Our resolve for keeping our social distance while fly fishing was of the highest caliber.

Alas, instinct was more powerful.

Wayne Bartz has been my fly fishing guru for decades. Over the past few years, we and about a dozen other fly fishing crazies have met weekly at Dunn Brothers to eat, drink coffee and talk about fishing, travels, fishing, how we’re doing, best bamboo rods, finest fly fishing reels and life. I need to talk with others about fly fishing, a serious outdoor passion of mine, just like others might spend hours talking about football or hockey.

COVID-19, however, ended that gathering.

Bartz and I decided to still get together to fish and chat because, after all, state officials are saying we do need to get outside for health and sanity. Besides, that stream probably had a terrific gray caddis hatch going and it’s a remarkable sight.

Social distancing? No problem. Even when fishing together fly anglers tend to fish separate pools. If we move and see the friend, or another angler, we often keep going. If we stop to chat, stream etiquette dictates announcing ourselves and asking if it’s okay to come closer.

We drove separately and met, saying hi from more than 6 feet, then decided how to proceed. He was going to fish and I was going to take pictures, then join him in fishing. The hatch was incredible. Trout were slurping and chowing down on caddis. “This is the first big meal trout get in the year,” Bartz said. It was clearly a feast.

As we stood several feet apart, a Jeep drove up, down went a window and Tom Guntzel of the Twin Cities, an old friend of Bartz’s, greeted him.

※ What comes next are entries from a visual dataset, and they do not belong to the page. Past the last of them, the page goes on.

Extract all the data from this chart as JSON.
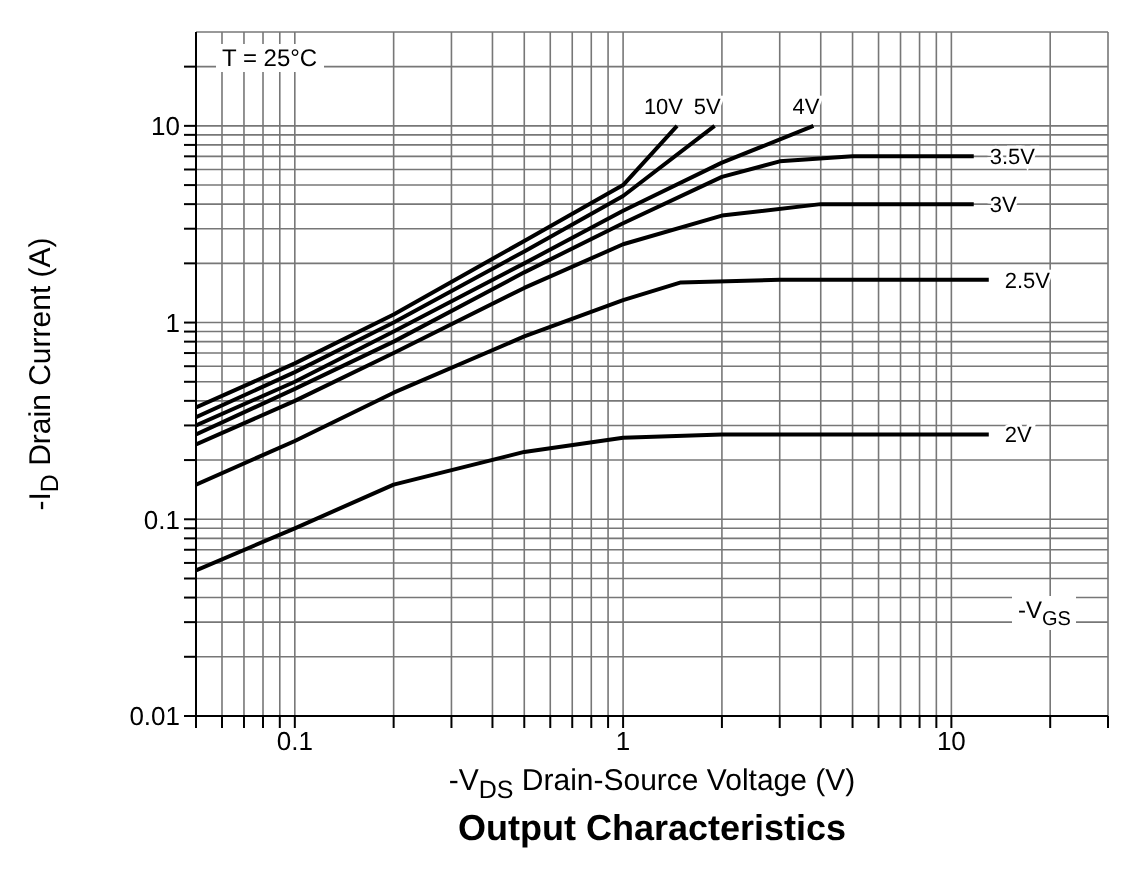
{
  "chart_data": {
    "type": "line",
    "title": "Output Characteristics",
    "xlabel": "-V$_{DS}$ Drain-Source Voltage (V)",
    "ylabel": "-I$_{D}$ Drain Current (A)",
    "legend_title": "-V$_{GS}$",
    "annotations": [
      "T = 25°C"
    ],
    "log": "xy",
    "grid": true,
    "marker": "none",
    "line_style": "solid",
    "xlim": [
      0.05,
      30
    ],
    "ylim": [
      0.01,
      30
    ],
    "xticks": [
      {
        "value": 0.05,
        "label": null
      },
      {
        "value": 0.06,
        "label": null
      },
      {
        "value": 0.07,
        "label": null
      },
      {
        "value": 0.08,
        "label": null
      },
      {
        "value": 0.09,
        "label": null
      },
      0.1,
      {
        "value": 0.2,
        "label": null
      },
      {
        "value": 0.3,
        "label": null
      },
      {
        "value": 0.4,
        "label": null
      },
      {
        "value": 0.5,
        "label": null
      },
      {
        "value": 0.6,
        "label": null
      },
      {
        "value": 0.7,
        "label": null
      },
      {
        "value": 0.8,
        "label": null
      },
      {
        "value": 0.9,
        "label": null
      },
      1,
      {
        "value": 2,
        "label": null
      },
      {
        "value": 3,
        "label": null
      },
      {
        "value": 4,
        "label": null
      },
      {
        "value": 5,
        "label": null
      },
      {
        "value": 6,
        "label": null
      },
      {
        "value": 7,
        "label": null
      },
      {
        "value": 8,
        "label": null
      },
      {
        "value": 9,
        "label": null
      },
      10,
      {
        "value": 20,
        "label": null
      },
      {
        "value": 30,
        "label": null
      }
    ],
    "yticks": [
      0.01,
      {
        "value": 0.02,
        "label": null
      },
      {
        "value": 0.03,
        "label": null
      },
      {
        "value": 0.04,
        "label": null
      },
      {
        "value": 0.05,
        "label": null
      },
      {
        "value": 0.06,
        "label": null
      },
      {
        "value": 0.07,
        "label": null
      },
      {
        "value": 0.08,
        "label": null
      },
      {
        "value": 0.09,
        "label": null
      },
      0.1,
      {
        "value": 0.2,
        "label": null
      },
      {
        "value": 0.3,
        "label": null
      },
      {
        "value": 0.4,
        "label": null
      },
      {
        "value": 0.5,
        "label": null
      },
      {
        "value": 0.6,
        "label": null
      },
      {
        "value": 0.7,
        "label": null
      },
      {
        "value": 0.8,
        "label": null
      },
      {
        "value": 0.9,
        "label": null
      },
      1,
      {
        "value": 2,
        "label": null
      },
      {
        "value": 3,
        "label": null
      },
      {
        "value": 4,
        "label": null
      },
      {
        "value": 5,
        "label": null
      },
      {
        "value": 6,
        "label": null
      },
      {
        "value": 7,
        "label": null
      },
      {
        "value": 8,
        "label": null
      },
      {
        "value": 9,
        "label": null
      },
      10,
      {
        "value": 20,
        "label": null
      }
    ],
    "series": [
      {
        "name": "10V",
        "color": "#000000",
        "x": [
          0.05,
          0.1,
          0.2,
          0.5,
          1,
          1.46
        ],
        "values": [
          0.37,
          0.62,
          1.1,
          2.6,
          5,
          10
        ]
      },
      {
        "name": "5V",
        "color": "#000000",
        "x": [
          0.05,
          0.1,
          0.2,
          0.5,
          1,
          1.9
        ],
        "values": [
          0.33,
          0.56,
          1,
          2.3,
          4.4,
          10
        ]
      },
      {
        "name": "4V",
        "color": "#000000",
        "x": [
          0.05,
          0.1,
          0.2,
          0.5,
          1,
          2,
          3.8
        ],
        "values": [
          0.3,
          0.5,
          0.9,
          2,
          3.7,
          6.5,
          10
        ]
      },
      {
        "name": "3.5V",
        "color": "#000000",
        "x": [
          0.05,
          0.1,
          0.2,
          0.5,
          1,
          2,
          3,
          5,
          11.7
        ],
        "values": [
          0.27,
          0.46,
          0.8,
          1.8,
          3.2,
          5.5,
          6.6,
          7,
          7
        ]
      },
      {
        "name": "3V",
        "color": "#000000",
        "x": [
          0.05,
          0.1,
          0.2,
          0.5,
          1,
          2,
          4,
          11.7
        ],
        "values": [
          0.24,
          0.4,
          0.7,
          1.5,
          2.5,
          3.5,
          4,
          4
        ]
      },
      {
        "name": "2.5V",
        "color": "#000000",
        "x": [
          0.05,
          0.1,
          0.2,
          0.5,
          1,
          1.5,
          3,
          13
        ],
        "values": [
          0.15,
          0.25,
          0.44,
          0.85,
          1.3,
          1.6,
          1.65,
          1.65
        ]
      },
      {
        "name": "2V",
        "color": "#000000",
        "x": [
          0.05,
          0.1,
          0.2,
          0.5,
          1,
          2,
          13
        ],
        "values": [
          0.055,
          0.09,
          0.15,
          0.22,
          0.26,
          0.27,
          0.27
        ]
      }
    ]
  }
}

Instinctively, they shook hands. It’s not COVID-19 correct, it was just Bartz being his friendly self. It was Bartz being Bartz.

Six other vehicles were there. No surprise. Reports from around the region are that streams are getting heavy pressure because the regular trout season has just opened, people had more time, streams were in great shape and anglers needed the outlet from COVID-19.

“Everybody wants to fish and the walleye season isn’t open,” Bartz said. “People are not taking vacations.”

The Department of Natural Resources reports a major increase in sales of angling licenses for the whole state and trout stamps were about 30 percent higher.

Bartz began to cast with his 4-weight bamboo rod but with so much food on the water, his fly was one of a few dozen floating past trout all at once. But he’s good and caught some fish.


I began to take pictures and slipped into a photo fixation — I’m never satisfied. Forget the fish, shoot. New angle? Shoot. Better light? Keep shooting.

Bartz switched to a smaller fly because when trout are feeding on a hatch, they will focus only on that size of food. The smaller fly worked better. Bartz landed another fish and I instinctively got within a few feet of him for a close-up of the fly in the trout’s mouth. Again, it was not COVID-19 correct, it was instinct. It was me being me.

When I’m in Rochester, I’m on coronavirus alert. I’m beginning to instinctively move over more than 6 feet when meeting someone in the neighborhood. At a store, I wear a mask, shop and get out fast, sanitizing hands after then washing the clothes.

In the outdoors, however, it’s a challenge to think of coronavirus and economic recession. It’s my place of joy and I’d rather not have to let the new reality muddy the day. That’s the challenge.

Bartz certainly wasn’t thinking of it; he reveled in the hatch. Hundreds of caddis were in the air or on the water all the time. “This is what I call a crawling-all-over-you caddis hatch,” he said. “I have seen hatches hundreds of times and it never gets old. … I tell you, John, you are seeing something that doesn’t happen much any more.”

After a while, he just sat on the bank, grinning, and enjoyed the sight, casting now and then. It was one of the 10 best caddis he’d seen in at least a half century of trout fishing. “Ha, ha, I love it,” he said, rejoicing in the spectacle.

Finally, fishing slowed. “I think they’re full,” said Guntzel, who had been fishing nearby.

They quit fishing to chat. I took out my fly rod and tried to see if any fish were still hungry. They were but not for my dry fly. Finally, I thought about a 180-degree change in tactics, going to an orange scud, a nymph bounced along the bottom. Bartz agreed it was a good idea, further cementing it for me. As I watched the drift, caddis began to crawl all over me, some going up a sleeve. They tickled me. Finally, I hooked a nice trout. It gave a good fight but spit out the hook. It still felt sweet.

We were done.

P.S.: About 10 days later, we fished again, this time seeing if we could tangle with redhorse suckers that might be spawning in riffles. I used the lesson from the caddis hatch to remind myself about social distancing.

We stayed at least 6 feet apart, and when two friends drove by and stopped to chat, we kept our distance, too. It’s frustrating not being able to shake hands.

It’s the new COVID-19 world, even in our beloved outdoors. We’re learning.